Just for kicks, I’ve been trying to think of a way of discussing Quantum Conundrum without mentioning Portal, but that doesn’t seem to be happening today. Of course, referencing Portal to discuss Kim Swift and Airtight Games’ upcoming release is probably a good sign that we’re about to discuss a very solid title, which we are.
As with Portal, Quantum Conundrum features a series of puzzles that require the use of a rather strange device in order to solve them, and aside from the physicality of interacting with objects in this space, that’s probably where the similarities end – although there’s certainly a common thread that offers players a chance to see more in the minor details that merits mention.
There’s plenty of humor to be found around the mansion laboratory, with Star Trek The Next Generation’s John de Lancie acting as a friendly and invisible guide – a much warmer disembodied voice than GLaDOS to be sure. Plenty of the books scattered around the mansion offered play-on-word titles, and as I first stepped into the “fluffy” dimension, it was impossible not to want to reach out and hug a heavy safe that now looked like a pillow.
Quantum Conundrum equips players with a device capable of swapping them between alternate dimensions, parallel universes where a major theme dictates the environment, from the aforementioned fluffy dimension where everything is soft and quilted, to a slow-time dimension where everything moves at a snail’s pace.
I picked up some important notes on flipping through dimensions, including the fact that each dimension has a fuel cell of sorts, which players will need to put inside a cylinder that holds four. This means that players will have to prepare the dimensions they may need, which on console controllers can be rather slickly switched between via the four shoulder buttons.

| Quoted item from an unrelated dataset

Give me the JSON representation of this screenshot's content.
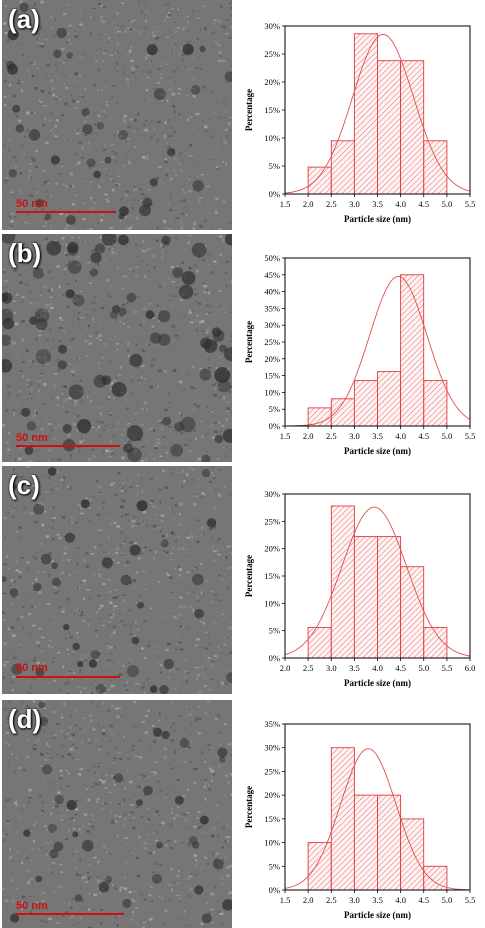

Airtight offered up a play-through of the reverse gravity dimension while I was visiting, which showed how players could flip between regular and reverse gravity to throw an object and have it reach across a room – as well as jump on said objects to go along for the ride in order to cross wide gaps in the environment.
I suppose if I mention the lasers and box spewing robot that this is going to sound like territory for more Portal comparisons, but Quantum Conundrum’s light-hearted aesthetics and environment shifting trickery appear to offer an evolution in the physics-based puzzle-solving department that Portal popularized. I particularly liked the minor touch that saw the paintings around the mansion change with the dimensional shifts.
On the way out I was told that Quantum Conundrum will feature fifty puzzling scenarios, and release for the PC first on June 21st, with plans to hit Xbox LIVE Arcade and the PlayStation Network this summer.